Loethfie Kamiel
Rasulullah Saw. bersabda : meriwayatkan dari Allah Ta‘ala bahwasanya Dia berfirman, “Setiap amal anak Adam menjadi miliknya kecuali puasa, ia milik-Ku dan Aku Sendiri yang akan memberi imbalannya” (Shahih Muslim).
Puasa adalah sifat Samdaniyyah (sifat khusus yang hanya menjadi milik Allah Swt. sebagai Maha Tempat Bergantung), yakni pelepasan dan penyucian dari makanan. Hakikat makhluk menuntut adanya makanan. Ketika hamba hendak menyifati sesuatu yang bukan termasuk bagian dari hakikatnya untuk bisa ia sifati, dan ia menyifatinya hanya karena tuntunan syari‘at berdasarkan firman Allah swt.:
“Telah ditetapkan bagi kalian puasa sebagaimana telah ditetapkan bagi orang-orang sebelum kalian” (QS. 2:183), maka Allah Swt. berfirman padanya, “Puasa adalah milik-Ku, bukan milikmu!”—dengan kata lain, “Akulah yang seharusnya tidak makan dan minum. Dan jika puasa adalah seperti itu dan yang membuatmu memasukinya adalah karena Aku mensyari‘atkannya padamu, maka Aku Sendiri yang akan memberi imbalannya.”

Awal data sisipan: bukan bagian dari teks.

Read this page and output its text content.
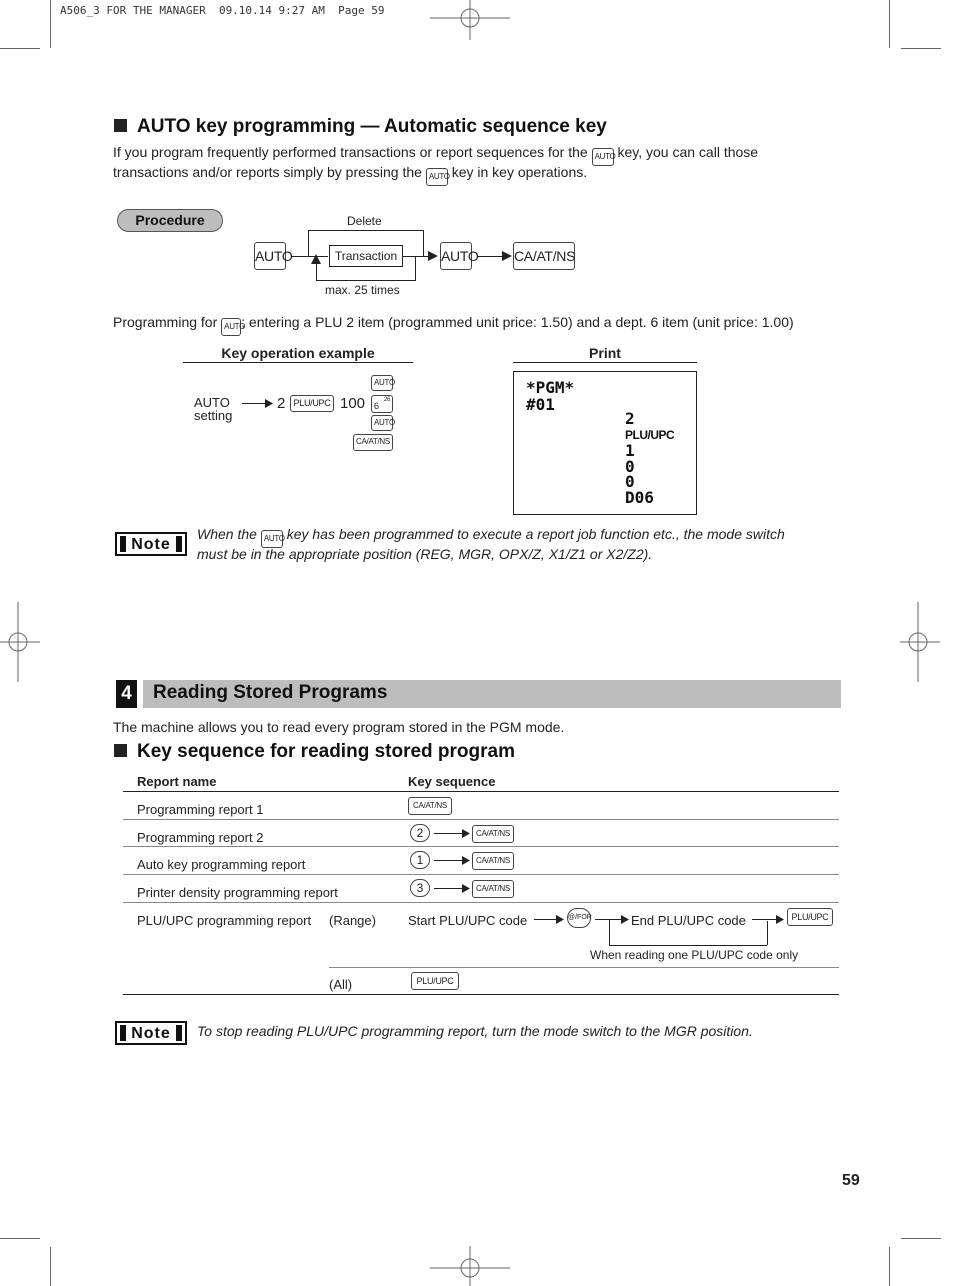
A506_3 FOR THE MANAGER  09.10.14 9:27 AM  Page 59
AUTO key programming — Automatic sequence key
If you program frequently performed transactions or report sequences for the AUTO key, you can call those
transactions and/or reports simply by pressing the AUTO key in key operations.
Procedure
AUTO
Delete
Transaction
max. 25 times
AUTO	CA/AT/NS
Programming for AUTO; entering a PLU 2 item (programmed unit price: 1.50) and a dept. 6 item (unit price: 1.00)
Key operation example
AUTO
setting
2 PLU/UPC 100
AUTO
26
6
AUTO
CA/AT/NS
Print
*PGM*
#01
2
PLU/UPC
1
0
0
D06
Note
When the AUTO key has been programmed to execute a report job function etc., the mode switch
must be in the appropriate position (REG, MGR, OPX/Z, X1/Z1 or X2/Z2).
4 Reading Stored Programs
The machine allows you to read every program stored in the PGM mode.
Key sequence for reading stored program
Report name	Key sequence
Programming report 1	CA/AT/NS
Programming report 2	2	CA/AT/NS
Auto key programming report	1	CA/AT/NS
Printer density programming report	3	CA/AT/NS
PLU/UPC programming report (Range) Start PLU/UPC code	@/FOR	End PLU/UPC code	PLU/UPC
When reading one PLU/UPC code only
(All)	PLU/UPC
Note	To stop reading PLU/UPC programming report, turn the mode switch to the MGR position.
59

Seakan-akan Allah swt. mengatakan kepada orang yang berpuasa, “Akulah yang menjadi imbalannya, karena Akulah yang dituntut oleh sifat pelepasan dari makanan dan minuman, tetapi engkau melekatkan sifat itu padamu wahai orang yang berpuasa, padahal sifat itu bertentangan dengan hakikatmu dan bukan milikmu. Karena engkau bersifat dengannya ketika engkau berpuasa, maka sifat itu memasukkanmu kepada Diri-Ku. Kesabaran (yang ada dalam puasa) adalah pengekangan bagi jiwa, dan engkau telah mengekangnya atas perintah-Ku dari mengonsumsi makanan dan minuman yang diperbolehkan oleh hakikatnya.”
Karenanya Rasulullah Saw. bersabda, “Orang yang berpuasa memiliki dua kegembiraan. Kegembiraan saat berbuka”— ini adalah kegembiraan untuk ruh hewaninya, bukan yang lain—“dan kegembiraan saat bertemu dengan Rabbnya”—dan ini adalah kegembiraan untuk jiwa rasionalnya (an-nafs an-nāṭiqah), yakni sisi lembut Rabbaninya (al-laṭīfah ar-rabbāniyyah). Puasa memberinya pertemuan dengan Allah Swt., yakni musyahadah atau penyaksian.
Puasa hanya milik Allah swt. dan bukan milik hamba. Tetapi hamba memperoleh imbalan dan ganjarannya dikarenakan puasa itu sendiri adalah milik Allah swt.